Post Interval, the pace picks up and unknowingly sucks you into the lives of its characters and their aspirations, making you empathise with them. Characters overcoming their obstacles and making it to the finishing line engrosses you completely…writes Troy Rebeiro
(Running in Theatres). Duration: 178 mins, Director: Nagraj Popatrao Manjule. Cast: Amitabh Bachchan, Chhaya Kadam, Priyanshu Kshatriya, Akash Thosar, Rinku Rajguru, Kishor Kadam and Ankush Gedam. (Rating: ***)
Retired football coach Vijay Borade’s (Amitabh Bachchan) ability to spot talent in a bunch of youngsters in the slum nearby and his conviction that they could form a formidable football team, not only to represent their country but also channelise their energy to better their lives by giving up violence and drugs, and how he succeeds in his goal, forms the crux of this three-hour film.
Nagraj Manjule’s ‘Jhund’ is not just a motley crowd of talented football players residing in a slum, but real people with real dreams and aspirations. Not ones wallowing in self-pity even though their lives are full of hardships, they are portrayed as a lot- who are ready to seize the chance that life offers them. Their sincerity and ingenuity as the characters they essay are palpable.
Yes, the stories are sad and their struggles highlighted, but merely to inspire as the film is replete with life’s lessons.
While in his treatment of the subject, Manjule is focussed and does not waver, with unnecessary backstories or entertainment gimmicks. He spends too much time painstakingly detailing their lives and milieu and making them look unbelievably real. In the bargain, these make for tedious viewing.
Post Interval, the pace picks up and unknowingly sucks you into the lives of its characters and their aspirations, making you empathise with them. Characters overcoming their obstacles and making it to the finishing line engrosses you completely.
The film may be termed as a Sports film but is in reality, it is an inspirational one. It arouses patriotic fervour, focuses on emancipation, and has a feel-good factor throughout.
Imbued with several emotional moments the film is all heart. The adrenaline rush in the college versus slum dwellers football match is as real as the time when Don aka Ankush Meshram, receives his passport last minute and dashes to the Airport in the nick of time.
Although subtle references are made to the Dalit inhabitants of the slum, especially in the celebration’s scene, nowhere are the caste aspects dramatically highlighted.
Nowhere does Vijay Borade appear larger than life. He is immensely relatable. Amitabh Bachchan as Vijay Borade, a character based on the life of a retired sports professor Vijay Barse, who founded an NGO called Slum Soccer, strikes a chord in your heart. Not only is his portrayal natural, but immensely believable and endearing. His emotional appeal to the Lady Judge on behalf of the slum dwellers is achingly reminiscent of his charisma and oratorical skills.
All the other ensemble cast deliver pitch-perfect performances, given the characters they are playing. They look and feel their parts effortlessly.
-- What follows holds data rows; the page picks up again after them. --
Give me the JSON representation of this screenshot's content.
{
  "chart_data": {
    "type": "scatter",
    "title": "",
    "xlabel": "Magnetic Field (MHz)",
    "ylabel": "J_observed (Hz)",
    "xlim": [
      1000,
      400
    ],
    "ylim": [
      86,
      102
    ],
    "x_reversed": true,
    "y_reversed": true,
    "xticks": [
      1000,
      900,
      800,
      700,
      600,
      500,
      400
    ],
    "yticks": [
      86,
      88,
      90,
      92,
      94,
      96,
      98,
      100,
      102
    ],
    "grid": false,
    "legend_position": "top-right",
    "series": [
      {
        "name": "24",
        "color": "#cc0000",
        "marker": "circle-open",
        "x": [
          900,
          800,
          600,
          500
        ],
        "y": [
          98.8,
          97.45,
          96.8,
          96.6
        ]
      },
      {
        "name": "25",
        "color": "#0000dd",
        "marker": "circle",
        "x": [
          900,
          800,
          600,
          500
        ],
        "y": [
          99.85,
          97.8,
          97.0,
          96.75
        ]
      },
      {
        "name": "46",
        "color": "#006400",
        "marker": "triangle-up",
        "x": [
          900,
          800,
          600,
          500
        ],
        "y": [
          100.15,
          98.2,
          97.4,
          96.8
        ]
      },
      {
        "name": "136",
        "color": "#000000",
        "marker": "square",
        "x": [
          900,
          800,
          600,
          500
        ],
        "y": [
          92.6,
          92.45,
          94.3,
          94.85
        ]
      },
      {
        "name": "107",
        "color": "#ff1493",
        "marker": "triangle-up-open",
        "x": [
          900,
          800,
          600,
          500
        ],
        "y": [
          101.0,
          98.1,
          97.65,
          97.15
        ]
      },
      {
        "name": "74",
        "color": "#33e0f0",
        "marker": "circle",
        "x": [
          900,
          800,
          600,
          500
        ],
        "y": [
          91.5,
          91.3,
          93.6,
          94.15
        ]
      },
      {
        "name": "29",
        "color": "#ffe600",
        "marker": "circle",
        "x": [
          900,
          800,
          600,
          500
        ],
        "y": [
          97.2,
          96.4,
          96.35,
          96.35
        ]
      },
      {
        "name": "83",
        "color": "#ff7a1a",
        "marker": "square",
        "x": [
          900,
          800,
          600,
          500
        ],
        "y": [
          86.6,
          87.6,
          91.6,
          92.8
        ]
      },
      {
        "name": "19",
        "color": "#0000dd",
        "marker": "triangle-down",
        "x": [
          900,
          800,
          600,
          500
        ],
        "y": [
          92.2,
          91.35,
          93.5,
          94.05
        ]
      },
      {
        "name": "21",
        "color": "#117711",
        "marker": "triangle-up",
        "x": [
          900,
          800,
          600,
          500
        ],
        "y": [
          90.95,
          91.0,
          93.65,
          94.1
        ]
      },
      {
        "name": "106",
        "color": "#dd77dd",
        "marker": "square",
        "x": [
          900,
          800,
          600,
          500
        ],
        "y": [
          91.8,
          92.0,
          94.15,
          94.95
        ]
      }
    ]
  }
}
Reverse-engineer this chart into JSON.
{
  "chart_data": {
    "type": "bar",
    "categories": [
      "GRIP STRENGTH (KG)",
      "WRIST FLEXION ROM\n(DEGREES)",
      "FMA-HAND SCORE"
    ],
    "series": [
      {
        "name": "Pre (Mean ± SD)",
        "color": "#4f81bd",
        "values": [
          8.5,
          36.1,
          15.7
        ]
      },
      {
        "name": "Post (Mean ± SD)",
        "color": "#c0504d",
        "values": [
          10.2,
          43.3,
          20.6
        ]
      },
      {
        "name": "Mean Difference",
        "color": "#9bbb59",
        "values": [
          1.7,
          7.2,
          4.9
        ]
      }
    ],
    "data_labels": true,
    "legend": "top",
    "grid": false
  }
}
Ankush Gedam as Don is lovable owing to his vulnerability, displaying versatility as an actor. Akash Thosar- is presented in a new avatar, and Rinku Rajguru too makes her mark.
The music effectively captures and enhances the essence of the film and is almost characteristic of Manjule’s films.
Overall, ‘Jhund’ reinforces that if the intent is good and convictions strong, the impossible can be achieved, and as the slum kids leave for the world championship league abroad, you no longer view them as just a crowd.